Effects of pegylated interferon α2b on metastasis of hepatocellular carcinoma

PEG-IFN-α2b in itself had remarkable anti-metastatic effects via inhibition of angiogenesis and cell adhesions.

In vitro, pegylated interferon α2b (PEG-IFN-α2b) was administered to mouse MH134 cells (mouse HCC cell line, MH134), and anti-implantation effects were examined by evaluating the inhibition of cell invasion and cell proliferation. Expressions of vascular endothelial growth factor (VEGF) mRNA were also measured. In vivo, PEG-IFN-α2b was subcutaneously administered into MH134 cells and tumor growth was evaluated. In distant metastasis models, PEG-IFN-α2b was subcutaneously administered and MH134 cells were injected into the spleen. The number of liver metastases and microvessel densities (MVD) were counted.

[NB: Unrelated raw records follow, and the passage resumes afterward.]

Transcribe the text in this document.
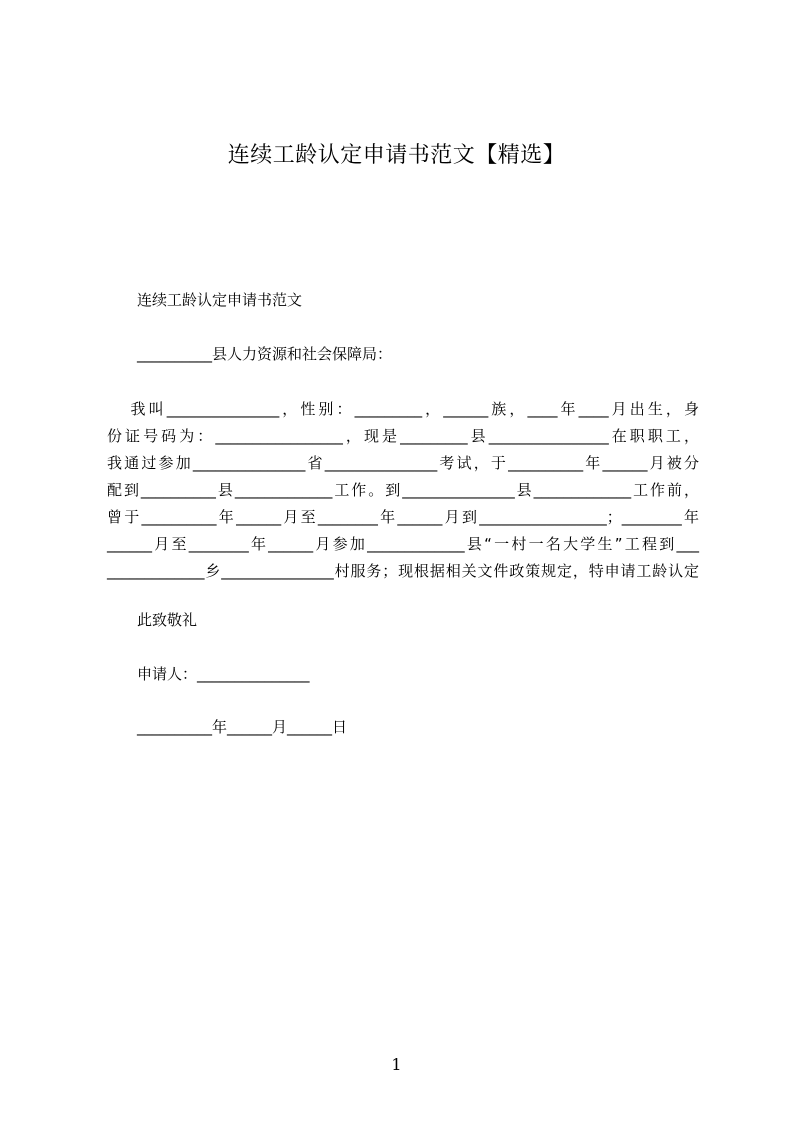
连续工龄认定申请书范文【精选】
连续工龄认定申请书范文
__________县人力资源和社会保障局：
我叫_______________，性别：_________，______族，____年____月出生，身
份证号码为：_________________，现是_________县________________在职职工，
我通过参加_______________省_______________考试，于__________年______月被分
配到__________县_____________工作。到_______________县_____________工作前，
曾于__________年______月至________年______月到_________________；________年
______月至________年______月参加_____________县“一村一名大学生”工程到___
_____________乡_______________村服务；现根据相关文件政策规定，特申请工龄认定
此致敬礼
申请人：_______________
__________年______月______日
1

Interferon (IFN) has an anti-tumor activity in hepatocellular carcinoma (HCC) via anti-angiogenesis and induction of apoptosis. We have previously reported anti-metastatic effects of IFN combined chemotherapy on the outcome of HCC patients. The aim of this study was to investigate anti-metastatic effects of IFN.

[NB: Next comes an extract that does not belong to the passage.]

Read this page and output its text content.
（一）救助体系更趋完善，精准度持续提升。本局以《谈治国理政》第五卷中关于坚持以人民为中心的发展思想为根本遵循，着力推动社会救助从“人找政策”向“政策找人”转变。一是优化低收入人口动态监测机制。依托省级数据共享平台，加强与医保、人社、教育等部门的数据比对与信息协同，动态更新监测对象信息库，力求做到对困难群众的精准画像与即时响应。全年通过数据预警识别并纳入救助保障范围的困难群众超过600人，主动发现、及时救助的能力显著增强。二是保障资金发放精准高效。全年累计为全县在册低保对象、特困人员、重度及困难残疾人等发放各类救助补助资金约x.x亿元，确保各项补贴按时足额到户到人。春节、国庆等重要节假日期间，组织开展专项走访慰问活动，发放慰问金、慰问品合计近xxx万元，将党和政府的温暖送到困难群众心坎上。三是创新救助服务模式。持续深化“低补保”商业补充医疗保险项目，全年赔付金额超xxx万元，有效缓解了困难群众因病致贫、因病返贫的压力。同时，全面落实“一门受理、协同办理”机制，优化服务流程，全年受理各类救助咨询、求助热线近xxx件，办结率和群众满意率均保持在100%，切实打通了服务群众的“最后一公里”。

In vitro, the proliferation of MH134 cells was significantly suppressed by PEG-IFN-α2b dose-dependently. MH134 cells added with PEG-IFN-α2b exhibited significantly lower levels of invasion potential. In vivo, tumor size in mice treated with PEG-IFN-α2b significantly suppressed compared with control mice (mean 0.5 versus 5.0 cm, in diameter, P < 0.05) and also decreased number of liver metastases (19.3 versus 6.0, P < 0.05). Moreover, PEG-IFN-α2b significantly suppressed angiogenesis compared with the control.